The modus operandi the bank officials revealed constitute the following:
* Open an account to route the cash into the Bank’s spread of products including insurance;
* Put the cash in accounts other than bona fide, like dummy accounts;
* Use sundry accounts of the bank to deposit illegal cash and get the pay orders for investment;
* Do it even without PAN card;
* Use provisions like Form 60 to deposit the illegitimate cash into the account to route it into investment;
* Get Demand Drafts made for the client even from other banks to facilitate investment;
* Split the money to invest in diversified portfolio including gold;
* Allot lockers for safe keeping the illegitimate cash;
* Show the illegal cash as proceeds from some sham agreements of land sale;
* Use duplicate PAN cards to route the cash transactions into investment;
* Send money abroad through NRE/NRO accounts; transfer cash using accounts of customers, for a fee; use some shell company to transfer money abroad showing it as expenses toward business-cum-leisure trip; transfer money using TCDC cards.

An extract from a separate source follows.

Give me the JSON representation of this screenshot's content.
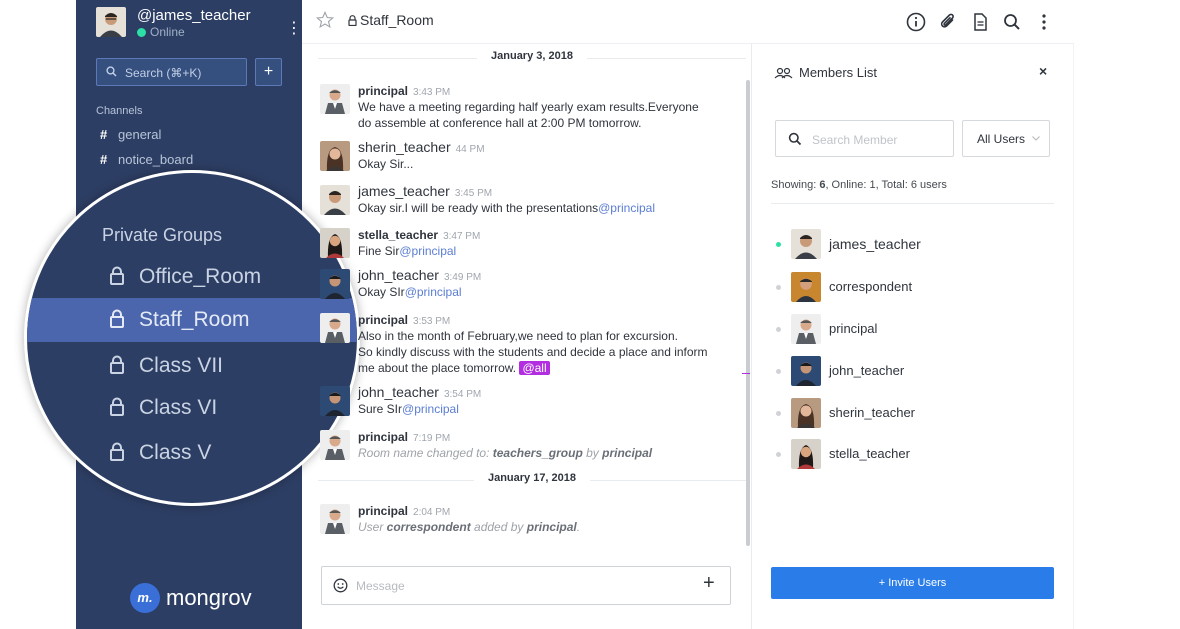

In a statement, ICICI Bank’ said: “ICICI Group conducts its business with the highest level of compliance to legal and regulatory requirements. All employees of the Group are trained and required to adhere strictly to the Group Code of Conduct, including AML and KYC norms. We have demonstrated our commitment to this by following a zero tolerance policy towards any violation.
We are deeply concerned with the media reports. We want to assure our customers and all stakeholders that we are committed towards adherence to the high standards of business conduct, which is expected of us. We have constituted a high level inquiry committee to investigate into the matter and submit its findings in 2 weeks.”